2. I love the people I work with. At a certain point, I realized my career aspirations were pretty simple. I want to do work I’m proud of with people I love. People I respect. People who are curious and driven to always improve. People who share in the effort, share in the kudos and share in the blame. People are great. We’re all hypocritical, messy, sometimes brilliant, and always flawed. All of us, without exception.

And while we may come from similar or disparate backgrounds — while we may share some POVs or disagree on others — we all have a lot to learn from one another. That’s the magic in surrounding yourself with people of different ages, stages, backgrounds and outlooks. We can surprise one another. We can disappoint one another. We can impress the hell out of each other. Especially when we share a common goal.

I love the people I work with because we prop each other up and hold each other accountable.
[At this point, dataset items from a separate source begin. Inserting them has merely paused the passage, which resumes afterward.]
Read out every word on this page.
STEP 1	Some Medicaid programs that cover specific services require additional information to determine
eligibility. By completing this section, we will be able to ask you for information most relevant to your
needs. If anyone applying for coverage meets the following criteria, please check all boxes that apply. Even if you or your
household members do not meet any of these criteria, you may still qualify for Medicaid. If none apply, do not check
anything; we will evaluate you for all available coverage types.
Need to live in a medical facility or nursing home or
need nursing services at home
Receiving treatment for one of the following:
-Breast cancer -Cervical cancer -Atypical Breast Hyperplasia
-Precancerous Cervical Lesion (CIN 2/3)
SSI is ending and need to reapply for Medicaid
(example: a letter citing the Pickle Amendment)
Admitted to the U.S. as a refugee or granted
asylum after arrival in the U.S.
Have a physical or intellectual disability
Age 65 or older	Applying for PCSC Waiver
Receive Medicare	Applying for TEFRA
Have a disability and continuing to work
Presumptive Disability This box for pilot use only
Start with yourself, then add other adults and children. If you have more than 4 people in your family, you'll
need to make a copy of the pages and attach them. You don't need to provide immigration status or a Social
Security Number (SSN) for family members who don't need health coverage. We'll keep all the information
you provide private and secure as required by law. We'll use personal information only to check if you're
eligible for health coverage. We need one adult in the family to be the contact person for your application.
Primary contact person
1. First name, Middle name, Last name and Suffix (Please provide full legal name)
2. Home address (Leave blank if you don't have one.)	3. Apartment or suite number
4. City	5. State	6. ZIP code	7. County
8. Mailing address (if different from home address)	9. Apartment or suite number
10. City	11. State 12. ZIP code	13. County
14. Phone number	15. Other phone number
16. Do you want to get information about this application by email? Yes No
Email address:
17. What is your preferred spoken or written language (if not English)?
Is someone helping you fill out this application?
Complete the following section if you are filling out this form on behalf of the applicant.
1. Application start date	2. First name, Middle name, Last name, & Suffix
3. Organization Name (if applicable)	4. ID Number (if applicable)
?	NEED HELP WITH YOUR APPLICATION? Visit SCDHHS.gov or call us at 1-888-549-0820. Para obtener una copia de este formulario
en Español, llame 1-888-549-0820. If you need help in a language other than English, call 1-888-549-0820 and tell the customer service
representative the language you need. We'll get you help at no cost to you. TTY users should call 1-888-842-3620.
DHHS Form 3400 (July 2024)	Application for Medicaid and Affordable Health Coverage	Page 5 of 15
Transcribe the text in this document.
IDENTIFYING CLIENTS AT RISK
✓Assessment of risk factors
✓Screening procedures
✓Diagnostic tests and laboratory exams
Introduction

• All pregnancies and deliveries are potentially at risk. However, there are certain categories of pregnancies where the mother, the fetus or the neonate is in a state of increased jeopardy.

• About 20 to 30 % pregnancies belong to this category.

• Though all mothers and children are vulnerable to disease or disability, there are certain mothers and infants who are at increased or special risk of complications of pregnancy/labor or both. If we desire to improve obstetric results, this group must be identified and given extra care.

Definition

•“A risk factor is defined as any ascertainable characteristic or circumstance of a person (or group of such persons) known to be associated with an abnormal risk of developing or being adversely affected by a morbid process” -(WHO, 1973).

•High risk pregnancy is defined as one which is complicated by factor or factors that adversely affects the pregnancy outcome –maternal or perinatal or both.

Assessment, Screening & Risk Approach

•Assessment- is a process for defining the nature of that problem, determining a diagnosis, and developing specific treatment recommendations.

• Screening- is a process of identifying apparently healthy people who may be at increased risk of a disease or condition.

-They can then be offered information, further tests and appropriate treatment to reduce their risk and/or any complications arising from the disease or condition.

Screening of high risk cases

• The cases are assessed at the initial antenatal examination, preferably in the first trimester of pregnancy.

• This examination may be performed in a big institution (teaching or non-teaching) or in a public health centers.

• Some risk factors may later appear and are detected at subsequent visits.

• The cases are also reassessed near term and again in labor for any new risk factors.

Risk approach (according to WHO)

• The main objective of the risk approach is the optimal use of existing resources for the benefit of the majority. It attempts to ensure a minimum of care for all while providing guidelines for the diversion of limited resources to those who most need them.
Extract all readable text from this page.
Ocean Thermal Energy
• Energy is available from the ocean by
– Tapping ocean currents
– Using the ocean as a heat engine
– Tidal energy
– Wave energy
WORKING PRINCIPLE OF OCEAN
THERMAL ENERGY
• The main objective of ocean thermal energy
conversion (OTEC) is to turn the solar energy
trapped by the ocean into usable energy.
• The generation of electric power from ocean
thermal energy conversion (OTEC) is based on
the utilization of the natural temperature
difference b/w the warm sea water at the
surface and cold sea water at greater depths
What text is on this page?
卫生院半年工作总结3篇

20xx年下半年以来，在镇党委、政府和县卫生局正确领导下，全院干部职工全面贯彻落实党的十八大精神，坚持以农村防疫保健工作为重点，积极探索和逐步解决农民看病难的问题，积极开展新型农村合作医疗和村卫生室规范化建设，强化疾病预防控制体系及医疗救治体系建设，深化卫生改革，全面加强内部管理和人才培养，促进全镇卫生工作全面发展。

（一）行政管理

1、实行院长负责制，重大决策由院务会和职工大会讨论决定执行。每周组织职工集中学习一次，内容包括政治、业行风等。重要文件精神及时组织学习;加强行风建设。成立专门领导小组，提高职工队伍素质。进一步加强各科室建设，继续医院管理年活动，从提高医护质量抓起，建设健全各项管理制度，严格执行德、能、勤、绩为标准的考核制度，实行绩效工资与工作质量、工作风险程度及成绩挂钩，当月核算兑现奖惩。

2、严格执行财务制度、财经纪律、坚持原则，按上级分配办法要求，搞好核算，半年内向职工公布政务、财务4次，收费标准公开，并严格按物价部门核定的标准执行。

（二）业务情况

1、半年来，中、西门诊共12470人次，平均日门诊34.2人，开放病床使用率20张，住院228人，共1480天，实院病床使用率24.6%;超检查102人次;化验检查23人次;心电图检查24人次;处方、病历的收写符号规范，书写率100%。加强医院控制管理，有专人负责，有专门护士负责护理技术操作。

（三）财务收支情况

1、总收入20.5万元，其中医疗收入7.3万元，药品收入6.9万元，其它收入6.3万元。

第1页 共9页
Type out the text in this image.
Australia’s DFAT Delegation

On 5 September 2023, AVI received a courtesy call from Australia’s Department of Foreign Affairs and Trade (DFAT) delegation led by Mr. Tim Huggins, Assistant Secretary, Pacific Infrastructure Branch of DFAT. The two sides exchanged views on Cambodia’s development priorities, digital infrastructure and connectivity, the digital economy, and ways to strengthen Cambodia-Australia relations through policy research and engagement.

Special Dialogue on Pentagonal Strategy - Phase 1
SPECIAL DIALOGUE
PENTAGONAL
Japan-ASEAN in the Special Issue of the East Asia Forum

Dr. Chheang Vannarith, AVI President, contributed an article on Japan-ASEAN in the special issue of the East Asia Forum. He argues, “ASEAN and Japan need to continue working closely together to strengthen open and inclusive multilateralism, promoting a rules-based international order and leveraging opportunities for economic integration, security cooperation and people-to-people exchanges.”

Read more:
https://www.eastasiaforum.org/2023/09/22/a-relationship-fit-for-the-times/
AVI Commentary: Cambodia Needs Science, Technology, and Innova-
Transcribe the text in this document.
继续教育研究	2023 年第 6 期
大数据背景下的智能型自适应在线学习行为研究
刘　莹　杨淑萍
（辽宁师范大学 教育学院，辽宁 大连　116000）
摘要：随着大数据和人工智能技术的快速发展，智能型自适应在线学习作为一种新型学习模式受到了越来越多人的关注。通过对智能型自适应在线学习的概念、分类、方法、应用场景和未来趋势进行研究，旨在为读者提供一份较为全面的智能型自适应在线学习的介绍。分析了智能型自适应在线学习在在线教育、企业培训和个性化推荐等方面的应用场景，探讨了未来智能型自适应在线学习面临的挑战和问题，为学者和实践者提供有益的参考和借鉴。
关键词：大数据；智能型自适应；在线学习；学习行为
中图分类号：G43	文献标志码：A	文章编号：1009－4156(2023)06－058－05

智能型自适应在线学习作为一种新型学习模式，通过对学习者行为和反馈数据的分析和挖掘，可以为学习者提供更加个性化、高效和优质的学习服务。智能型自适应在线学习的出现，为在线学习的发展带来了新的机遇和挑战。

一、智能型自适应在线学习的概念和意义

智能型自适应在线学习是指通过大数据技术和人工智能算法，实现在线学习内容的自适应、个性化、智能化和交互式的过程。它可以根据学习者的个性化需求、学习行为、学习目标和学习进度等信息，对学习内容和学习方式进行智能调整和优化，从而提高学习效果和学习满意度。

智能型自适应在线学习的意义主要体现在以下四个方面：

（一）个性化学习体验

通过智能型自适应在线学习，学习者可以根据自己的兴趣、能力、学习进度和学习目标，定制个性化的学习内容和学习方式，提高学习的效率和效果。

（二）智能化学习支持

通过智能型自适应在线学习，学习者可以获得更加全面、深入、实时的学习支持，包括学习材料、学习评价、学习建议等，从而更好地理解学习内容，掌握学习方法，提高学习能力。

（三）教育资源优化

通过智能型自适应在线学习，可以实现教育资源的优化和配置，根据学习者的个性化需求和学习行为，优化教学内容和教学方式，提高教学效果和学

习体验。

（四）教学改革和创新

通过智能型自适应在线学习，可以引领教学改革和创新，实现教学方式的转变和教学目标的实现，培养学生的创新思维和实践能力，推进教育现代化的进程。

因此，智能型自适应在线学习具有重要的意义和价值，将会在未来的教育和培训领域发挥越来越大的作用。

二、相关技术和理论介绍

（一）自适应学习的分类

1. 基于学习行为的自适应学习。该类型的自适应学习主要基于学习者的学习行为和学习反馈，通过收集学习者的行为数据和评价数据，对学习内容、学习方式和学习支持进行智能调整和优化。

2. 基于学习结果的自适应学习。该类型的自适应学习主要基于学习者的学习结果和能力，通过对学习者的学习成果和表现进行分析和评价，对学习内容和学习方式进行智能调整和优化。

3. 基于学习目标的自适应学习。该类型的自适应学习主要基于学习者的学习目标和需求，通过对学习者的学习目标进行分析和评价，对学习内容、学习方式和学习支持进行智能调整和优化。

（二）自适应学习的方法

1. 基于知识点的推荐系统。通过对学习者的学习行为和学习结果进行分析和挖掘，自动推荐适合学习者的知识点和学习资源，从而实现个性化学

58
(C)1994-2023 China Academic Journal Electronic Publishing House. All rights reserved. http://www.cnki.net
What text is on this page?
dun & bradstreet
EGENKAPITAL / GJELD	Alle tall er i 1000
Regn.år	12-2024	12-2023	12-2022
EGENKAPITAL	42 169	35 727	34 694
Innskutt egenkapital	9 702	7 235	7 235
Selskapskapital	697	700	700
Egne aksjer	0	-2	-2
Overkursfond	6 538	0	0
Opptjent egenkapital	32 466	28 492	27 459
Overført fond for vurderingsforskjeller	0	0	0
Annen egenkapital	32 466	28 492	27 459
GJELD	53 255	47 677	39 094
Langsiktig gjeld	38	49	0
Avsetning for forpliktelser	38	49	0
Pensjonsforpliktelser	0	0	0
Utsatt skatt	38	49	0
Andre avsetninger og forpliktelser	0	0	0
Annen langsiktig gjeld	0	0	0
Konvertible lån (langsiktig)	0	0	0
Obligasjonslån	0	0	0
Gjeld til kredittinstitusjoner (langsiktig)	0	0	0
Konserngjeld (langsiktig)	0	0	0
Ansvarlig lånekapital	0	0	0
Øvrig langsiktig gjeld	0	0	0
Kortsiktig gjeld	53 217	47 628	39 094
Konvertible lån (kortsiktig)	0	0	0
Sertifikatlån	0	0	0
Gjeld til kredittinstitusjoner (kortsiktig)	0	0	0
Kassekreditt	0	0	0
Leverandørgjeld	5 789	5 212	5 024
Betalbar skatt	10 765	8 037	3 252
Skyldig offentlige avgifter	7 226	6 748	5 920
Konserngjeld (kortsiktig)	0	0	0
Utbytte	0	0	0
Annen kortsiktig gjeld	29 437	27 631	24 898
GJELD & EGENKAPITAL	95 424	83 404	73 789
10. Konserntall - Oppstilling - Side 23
We’re responsible to one another and for one another. There’s a unique respect and trust on great teams. It’s beyond friendly and not quite family — but it’s definitely a kind of love. It’s not enough for me to exchange notes with my team via cloud docs, IM or video call. I want to work with them, not with an image of them on a monitor.

3. When we work together, our work is better. Collaboration isn’t something I take for granted. You have to tend to it and care for it, otherwise it degrades into unaccountable groupthink, cliquey politics or a friendly dictatorship. Collaboration is Queen because while you may be the smartest person in the room (and I wholly believe you are), you’re never as smart as you PLUS the person sitting next to you.

When our team is together, working on a challenge, there’s an energy no video conference can approach. Exchanges are more free and more immediate. Ideas are birthed and battle-tested faster. Whiteboards are filled, photographed, erased and filled again. The work ends up better and gets done faster.

I’m not exaggerating when I estimate my team gets more done in one day together than we do in a week when working remotely. It’s not that we’re unproductive when remote — it’s that the connection of being together makes us more productive on the axes of both quality and quantity. And it’s not just the results. The work experience is better as well — the shared effort and excitement around ideas and the camaraderie of seeing those ideas executed. It’s a higher quality journey to a better quality destination — arrived at faster.

If you would’ve asked me this time last year, I would have told you that remote work was probably here to stay. I saw too many upsides — from reduced real estate costs to being able to recruit talent from any geography. I was wrong, at least for myself. And while the future will probably allow for more flexibility with some days WFH and some days WIO, my personal reasons for going back to the office are simple. I love the work I do. I love the people I work with. And our work is better when we are together.